Por: Jean Maninat
Una superchería de la politología de barra y taburete -en boga hace muchos años- suponía que los cambios en política se sucedían periódicamente como un movimiento de péndulo. Así se pasaba de la izquierda a la derecha; de la dictadura a la democracia. Los ciudadanos-electores fatigados de un modelo político -incluso exitoso- automáticamente se balanceaban hacia su opuesto como cobras hipnotizadas por el político triunfante de turno. Era un razonamiento simple pero efectivo. Su registro daba rápida cuenta bien fuera de la alternabilidad democrática, o de los procesos de cambio abrupto en las sociedades. Así de simple, el humor de la gente cambiaba.
América Latina ha vivido los últimos tres lustros bajo el influjo de líderes progresistas, populistas, izquierdistas, o como se les quiera denominar.
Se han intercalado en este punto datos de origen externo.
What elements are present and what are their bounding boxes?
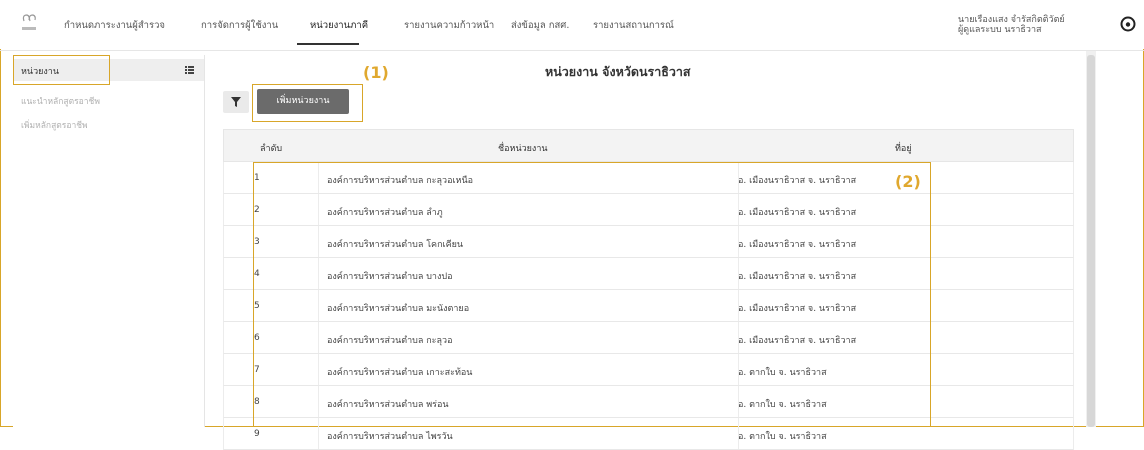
sidebar-item-add-course[interactable]: เพิ่มหลักสูตรอาชีพ xyxy=(21,118,88,132)
nav-item-user-management[interactable]: การจัดการผู้ใช้งาน xyxy=(201,18,278,33)
row-order: 9 xyxy=(254,429,260,439)
filter-button[interactable] xyxy=(223,91,249,113)
user-account-icon[interactable] xyxy=(1120,16,1136,32)
logo-icon[interactable] xyxy=(20,12,38,34)
nav-item-send-data[interactable]: ส่งข้อมูล กสศ. xyxy=(511,18,569,33)
sidebar-item-recommend-course[interactable]: แนะนำหลักสูตรอาชีพ xyxy=(21,94,100,108)
column-header-name[interactable]: ชื่อหน่วยงาน xyxy=(498,141,548,155)
column-header-order[interactable]: ลำดับ xyxy=(260,141,282,155)
active-nav-underline xyxy=(297,43,359,45)
scrollbar-thumb[interactable] xyxy=(1087,55,1095,427)
list-menu-icon[interactable] xyxy=(185,66,194,74)
nav-divider xyxy=(0,50,1144,51)
nav-item-partner-agencies[interactable]: หน่วยงานภาคี xyxy=(310,18,368,33)
table-header: ลำดับ ชื่อหน่วยงาน ที่อยู่ xyxy=(223,129,1074,162)
row-address: อ. ตากใบ จ. นราธิวาส xyxy=(738,432,827,442)
nav-item-situation-report[interactable]: รายงานสถานการณ์ xyxy=(593,18,674,33)
row-agency-name: องค์การบริหารส่วนตำบล ไพรวัน xyxy=(327,432,453,442)
column-header-address[interactable]: ที่อยู่ xyxy=(895,141,912,155)
annotation-label-1: (1) xyxy=(363,63,389,82)
nav-item-progress-report[interactable]: รายงานความก้าวหน้า xyxy=(404,18,494,33)
nav-item-survey-workload[interactable]: กำหนดภาระงานผู้สำรวจ xyxy=(64,18,165,33)
highlight-box-add-button xyxy=(252,84,363,122)
highlight-box-sidebar xyxy=(13,55,110,85)
sidebar: หน่วยงาน แนะนำหลักสูตรอาชีพ เพิ่มหลักสูต… xyxy=(13,55,205,427)
top-navbar: กำหนดภาระงานผู้สำรวจ การจัดการผู้ใช้งาน … xyxy=(0,0,1144,49)
filter-icon xyxy=(231,97,241,107)
user-role: ผู้ดูแลระบบ นราธิวาส xyxy=(958,25,1042,35)
highlight-box-table-rows xyxy=(253,162,931,427)
annotation-label-2: (2) xyxy=(895,172,921,191)
page-title: หน่วยงาน จังหวัดนราธิวาส xyxy=(545,64,691,79)
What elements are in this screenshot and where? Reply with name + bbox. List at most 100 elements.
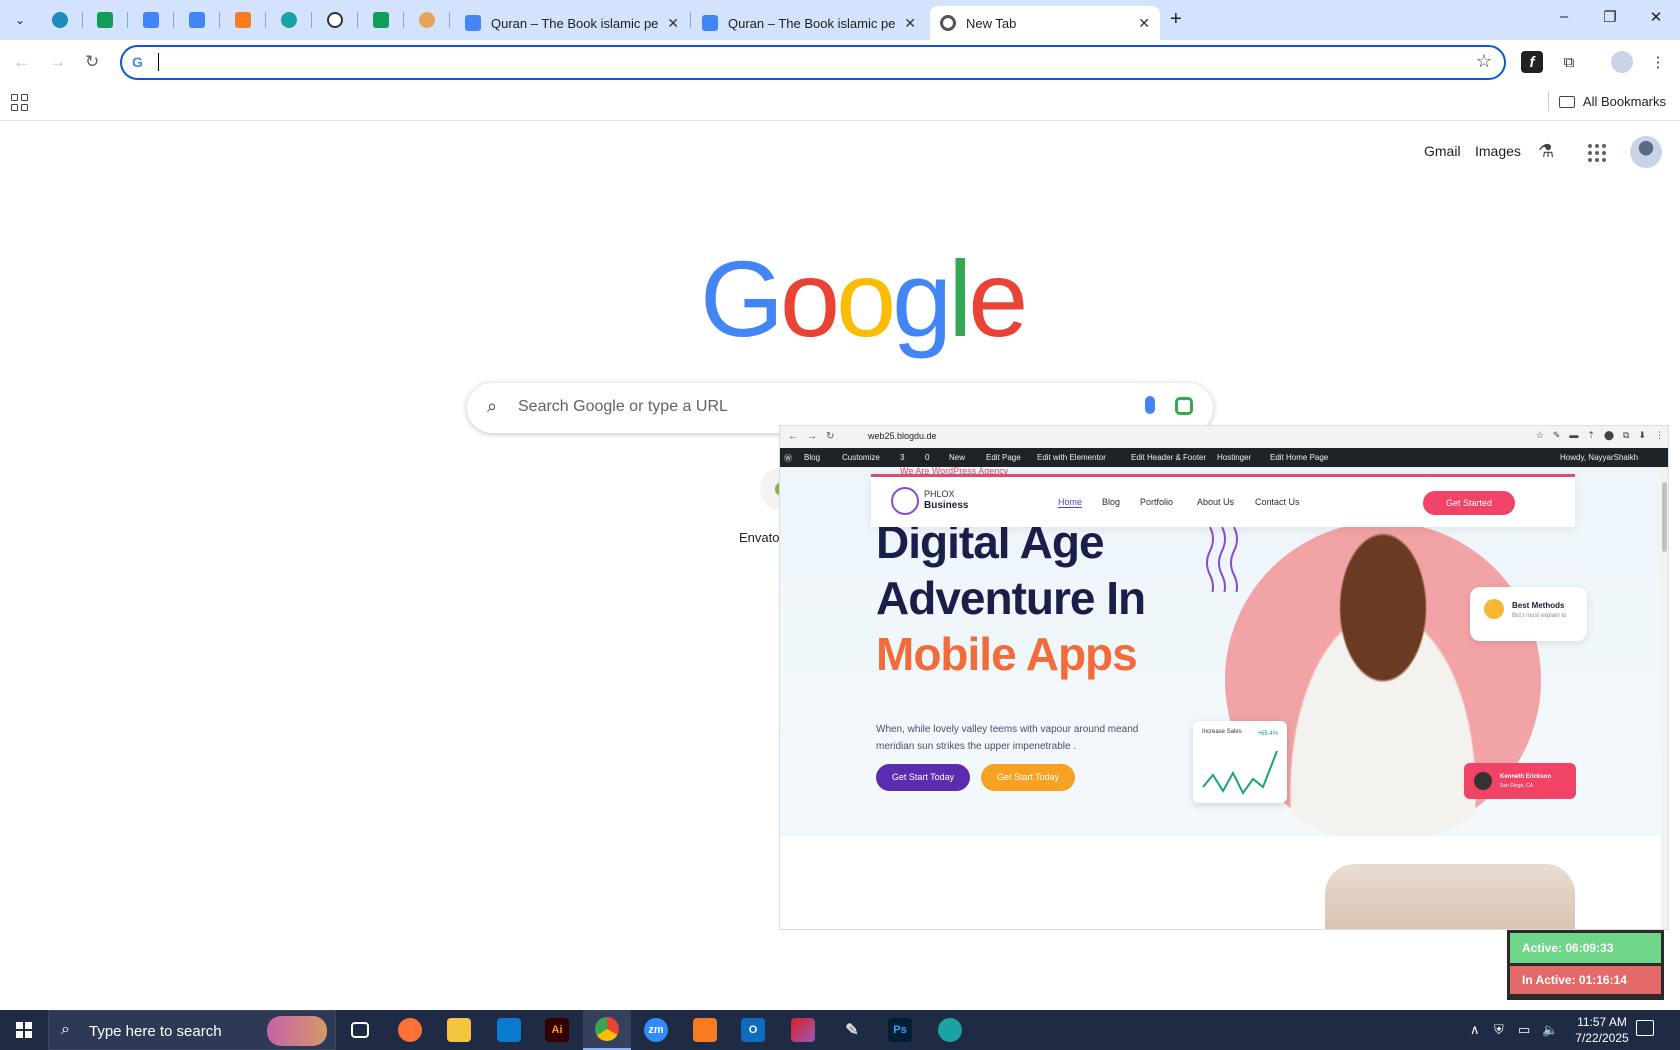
tab-separator [449,12,450,28]
tab-title: New Tab [966,15,1017,31]
taskbar-app[interactable] [926,1010,974,1050]
tab-separator [265,12,266,28]
taskbar-creative-cloud[interactable] [779,1010,827,1050]
apps-grid-icon[interactable] [11,94,28,111]
pinned-tab-docs-2[interactable] [184,8,210,32]
restore-button[interactable]: ❐ [1587,8,1633,26]
gmail-link[interactable]: Gmail [1424,143,1461,159]
pinned-tab-docs[interactable] [138,8,164,32]
pinned-tab-wordpress[interactable] [47,8,73,32]
minimize-button[interactable]: – [1541,8,1587,25]
microphone-icon[interactable] [1145,396,1155,414]
close-icon[interactable]: ✕ [904,15,916,32]
admin-comments: 0 [925,453,930,462]
sheets-icon [97,12,113,28]
close-window-button[interactable]: ✕ [1633,8,1679,26]
forward-button[interactable]: → [49,52,66,72]
active-time: Active: 06:09:33 [1510,933,1661,963]
pinned-tab-xampp[interactable] [230,8,256,32]
wordpress-icon [52,12,68,28]
admin-new: New [949,453,966,462]
extension-icon[interactable]: f [1521,51,1543,73]
brand-top: PHLOX [924,489,955,499]
squiggle-decoration [1206,526,1238,592]
get-start-today-button: Get Start Today [876,764,970,791]
task-view-button[interactable] [336,1010,384,1050]
taskbar-pen-tool[interactable]: ✎ [828,1010,876,1050]
tab-separator [82,12,83,28]
taskbar-search[interactable]: ⌕ Type here to search [48,1010,336,1050]
search-highlight-image [267,1016,327,1046]
tray-volume-icon[interactable]: 🔈 [1542,1022,1558,1038]
address-bar[interactable]: G ☆ [120,45,1506,80]
tab-separator [357,12,358,28]
browser-toolbar: ← → ↻ G ☆ f ⧉ ⋮ [0,40,1680,85]
taskbar-firefox[interactable] [386,1010,434,1050]
pinned-tab-arabic[interactable] [414,8,440,32]
pinned-tab-app[interactable] [276,8,302,32]
taskbar-chrome[interactable] [583,1010,631,1050]
extensions-puzzle-icon[interactable]: ⧉ [1558,51,1580,73]
windows-start-icon[interactable] [16,1022,32,1038]
tab-search-chevron-icon[interactable]: ⌄ [8,8,32,32]
taskbar-zoom[interactable]: zm [632,1010,680,1050]
taskbar-outlook[interactable]: O [729,1010,777,1050]
images-link[interactable]: Images [1475,143,1521,159]
all-bookmarks-button[interactable]: All Bookmarks [1558,94,1666,109]
tray-network-icon[interactable]: ▭ [1518,1022,1530,1038]
firefox-icon [398,1018,422,1042]
folder-icon [1558,95,1575,108]
openai-icon [327,12,343,28]
labs-flask-icon[interactable]: ⚗ [1538,141,1554,162]
phlox-logo-icon [891,487,919,515]
illustrator-icon: Ai [545,1018,569,1042]
account-avatar[interactable] [1630,136,1662,168]
sheets-icon [373,12,389,28]
logo-letter: l [948,238,972,359]
logo-letter: o [780,238,840,359]
inactive-time: In Active: 01:16:14 [1510,966,1661,994]
sales-line-graphic [1202,750,1278,795]
tab-quran-1[interactable]: Quran – The Book islamic peopl ✕ [455,6,689,40]
profile-avatar[interactable] [1611,51,1633,73]
tab-quran-2[interactable]: Quran – The Book islamic peopl ✕ [692,6,926,40]
taskbar-photoshop[interactable]: Ps [876,1010,924,1050]
notifications-icon[interactable] [1636,1020,1654,1036]
pinned-tab-openai[interactable] [322,8,348,32]
reload-button[interactable]: ↻ [85,52,99,72]
google-apps-icon[interactable] [1588,144,1606,162]
taskbar-clock[interactable]: 11:57 AM 7/22/2025 [1562,1014,1642,1046]
tray-security-icon[interactable]: ⛨ [1494,1022,1504,1038]
tray-chevron-icon[interactable]: ∧ [1470,1022,1480,1038]
taskbar-vscode[interactable] [485,1010,533,1050]
activity-timer-widget[interactable]: Active: 06:09:33 In Active: 01:16:14 [1507,930,1664,1000]
windows-taskbar: ⌕ Type here to search Ai zm O ✎ Ps ∧ ⛨ ▭… [0,1010,1680,1050]
new-tab-button[interactable]: + [1170,8,1182,31]
menu-home: Home [1058,497,1083,508]
hero-heading-line2: Adventure In [876,572,1146,624]
close-icon[interactable]: ✕ [1138,15,1150,32]
search-icon: ⌕ [487,396,498,416]
pinned-tab-sheets-2[interactable] [368,8,394,32]
logo-letter: e [968,238,1028,359]
admin-hostinger: Hostinger [1217,453,1252,462]
task-view-icon [351,1022,369,1038]
admin-edit-page: Edit Page [986,453,1021,462]
all-bookmarks-label: All Bookmarks [1582,94,1666,109]
taskbar-explorer[interactable] [435,1010,483,1050]
google-lens-icon[interactable] [1175,397,1193,415]
close-icon[interactable]: ✕ [667,15,679,32]
tab-new-tab[interactable]: New Tab ✕ [930,6,1160,40]
tab-separator [403,12,404,28]
pinned-tab-sheets[interactable] [92,8,118,32]
forms-icon [702,15,718,31]
taskbar-xampp[interactable] [681,1010,729,1050]
back-button[interactable]: ← [13,52,30,72]
taskbar-illustrator[interactable]: Ai [533,1010,581,1050]
best-methods-card: Best Methods But I must explain to [1470,587,1587,641]
bookmark-star-icon[interactable]: ☆ [1476,51,1492,72]
browser-menu-icon[interactable]: ⋮ [1647,51,1669,73]
increase-sales-card: Increase Sales +65.4% [1193,721,1287,803]
admin-customize: Customize [842,453,880,462]
logo-letter: g [892,238,952,359]
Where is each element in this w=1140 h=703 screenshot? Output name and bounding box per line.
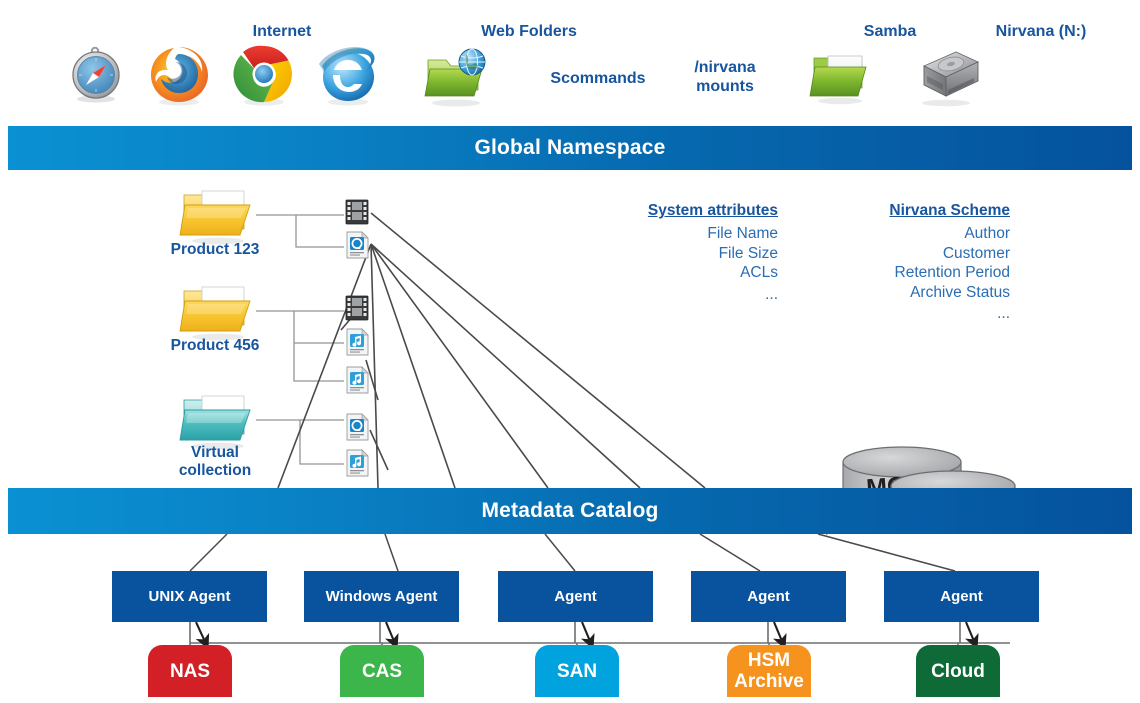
movie-file-icon[interactable] xyxy=(345,413,370,442)
attribute-item: Author xyxy=(964,225,1010,242)
storage-box-cas[interactable]: CAS xyxy=(340,645,424,697)
metadata-catalog-banner[interactable]: Metadata Catalog xyxy=(8,488,1132,534)
access-label-nirvana-drive: Nirvana (N:) xyxy=(995,23,1087,40)
agent-label: Agent xyxy=(554,588,597,605)
agent-box-windows[interactable]: Windows Agent xyxy=(304,571,459,622)
agent-box-4[interactable]: Agent xyxy=(691,571,846,622)
folder-icon-virtual-collection[interactable] xyxy=(178,390,258,452)
mp3-file-icon[interactable] xyxy=(345,449,370,478)
attribute-item: ACLs xyxy=(740,264,778,281)
global-namespace-banner[interactable]: Global Namespace xyxy=(8,126,1132,170)
virtual-collection-line2: collection xyxy=(178,462,252,479)
collection-label-virtual-collection: Virtual collection xyxy=(130,444,300,480)
storage-box-cloud[interactable]: Cloud xyxy=(916,645,1000,697)
agent-label: Agent xyxy=(747,588,790,605)
storage-label: SAN xyxy=(556,660,598,682)
storage-box-nas[interactable]: NAS xyxy=(148,645,232,697)
system-attributes-heading: System attributes xyxy=(647,202,778,219)
nirvana-mounts-line2: mounts xyxy=(696,78,754,95)
storage-label-line2: Archive xyxy=(734,671,804,692)
firefox-icon xyxy=(146,42,212,108)
samba-folder-icon xyxy=(808,48,874,106)
diagram-canvas: MCAT MCAT xyxy=(0,0,1140,703)
global-namespace-label: Global Namespace xyxy=(474,136,666,159)
attribute-item: Customer xyxy=(942,244,1010,262)
folder-icon-product-123[interactable] xyxy=(178,185,258,247)
storage-label-line1: HSM xyxy=(747,650,791,671)
collection-label-product-456: Product 456 xyxy=(170,337,260,354)
storage-label: CAS xyxy=(361,660,403,682)
collection-label-product-123: Product 123 xyxy=(170,241,260,258)
attribute-item: File Name xyxy=(707,225,778,242)
nirvana-mounts-line1: /nirvana xyxy=(694,59,756,76)
access-label-web-folders: Web Folders xyxy=(481,23,577,40)
access-label-nirvana-mounts: /nirvana mounts xyxy=(670,58,780,96)
attribute-item: Archive Status xyxy=(910,283,1010,301)
network-drive-icon xyxy=(910,46,982,108)
nirvana-scheme-heading: Nirvana Scheme xyxy=(889,202,1010,219)
storage-arrows xyxy=(195,621,979,650)
agent-label: Windows Agent xyxy=(325,588,438,605)
movie-file-icon[interactable] xyxy=(345,231,370,260)
storage-box-hsm-archive[interactable]: HSM Archive xyxy=(727,645,811,697)
attribute-item: Retention Period xyxy=(894,264,1010,281)
agent-box-3[interactable]: Agent xyxy=(498,571,653,622)
web-folder-icon xyxy=(422,44,494,108)
chrome-icon xyxy=(231,42,297,108)
access-label-scommands: Scommands xyxy=(550,70,646,87)
virtual-collection-line1: Virtual xyxy=(191,444,239,461)
attribute-ellipsis: ... xyxy=(765,285,778,303)
storage-label: Cloud xyxy=(931,660,985,682)
storage-label: NAS xyxy=(169,660,211,682)
nirvana-scheme-column: Nirvana Scheme Author Customer Retention… xyxy=(822,202,1010,324)
folder-icon-product-456[interactable] xyxy=(178,281,258,343)
metadata-catalog-label: Metadata Catalog xyxy=(481,499,659,522)
internet-explorer-icon xyxy=(314,42,382,108)
mp3-file-icon[interactable] xyxy=(345,366,370,395)
agent-label: UNIX Agent xyxy=(148,588,231,605)
access-label-internet: Internet xyxy=(252,23,312,40)
storage-box-san[interactable]: SAN xyxy=(535,645,619,697)
film-file-icon[interactable] xyxy=(344,295,370,321)
agent-box-unix[interactable]: UNIX Agent xyxy=(112,571,267,622)
film-file-icon[interactable] xyxy=(344,199,370,225)
safari-icon xyxy=(66,44,126,104)
catalog-to-agent-lines xyxy=(189,533,956,572)
attribute-ellipsis: ... xyxy=(997,305,1010,322)
system-attributes-column: System attributes File Name File Size AC… xyxy=(600,202,778,304)
attribute-item: File Size xyxy=(718,244,778,262)
agent-label: Agent xyxy=(940,588,983,605)
agent-box-5[interactable]: Agent xyxy=(884,571,1039,622)
mp3-file-icon[interactable] xyxy=(345,328,370,357)
storage-label: HSM Archive xyxy=(734,650,804,692)
access-label-samba: Samba xyxy=(863,23,917,40)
Los une la fabricación de un relato -un cuento se decía antes- donde “el pueblo” estaría en el centro de sus preocupaciones, sería reivindicado por su cariño de líderes solícitos, repuesto en el sitial que le correspondía en la historia del cual habría sido desbancado por la avaricia de las oligarquías, los capitalistas, los ricos, los escuálidos y ahora -en su versión iberoamericana- la casta. Pero, mientras se urdía el cuento, se iba también trenzando meticulosamente la figura del taita, del padrecito, del galáctico, del compañero, del comandante. Del padre benefactor y pastor de sus conciudadanos. Sin duda alguna, hasta ahora, han tenido éxito en el empeño de resucitar el caudillaje. (Por cierto, hay algo más parecido a un caudillo, eso sí alternativo, que Pablo Iglesias el líder del prematuramente avejentado partido Podemos, en España)
Tomemos como botón de muestra al presidente de Ecuador, Rafael Correa. Es un hombre de clase media, formado nada menos que en la católica Universidad de Lovaina y en la liberal Universidad de Illinois, ambos centros de pensamiento democrático y moderno. ¿En qué momento se convierte en el bondadoso capataz de un pueblo? ¿En qué momento decide que “Él” tiene derecho a gobernar para siempre Ecuador? (La verdad es que sería un suculento material para que Héctor Manrique nos regalara una más de sus excelentes obras de teatro).
¿O, en qué momento un dirigente indígena -que no habla más que español de España-, hábil defensor de los derechos de los campesinos cocaleros, decide convertirse -con el voto popular- en el presidente eterno de su pueblo? ¿En qué momento le surge el impulso místico -a él, que se precia de ser marxista- para pretender ser la Pachamama hecha hombre?
¿Y qué une a los dos extáticos líderes andinos con la férrea militante marxista de otrora, hoy en día demócrata a carta cabal, presidenta de un continente llamado Brasil y militante de un partido, el PT, que ha gobernado desde 2003, y tiene todo el ánimo de seguir haciéndolo para siempre?
Pues, la teoría del péndulo. Sólo que no se trata de un mecanismo automático, hipnotizante, es más bien el movimiento de un profundo malestar corroyendo a sus gobernados al ver el desmoronamiento -lento pero progresivo- de los logros alcanzados por una burbuja económica insostenible.
Cerrado el grifo petrolero y amainada la voracidad china por los commodities (suena tan bien la palabreja), empiezan a escasear los detestados dólares de EEUU para seguir en el empeño paternalista de los dos presidentes andinos; trabada la máquina económica y ajado por la corrupción el tejido moral del país, Brasil ve esfumarse sus sueños de grandeza planetaria a pesar de ser todavía una sólida democracia.
El péndulo democrático, alimentado por elecciones transparentes, partidos políticos, separación de poderes, prensa libre, es la base de una alternabilidad sana en el poder. Lo contrario son quimeras, dichas espasmódicas para hoy, desencanto para mañana. Y el sacrificado y manoseado “pueblo” lleva todas las de perder.
Nota bene: cualquier parecido con la situación venezolana es pura e intencionada coincidencia.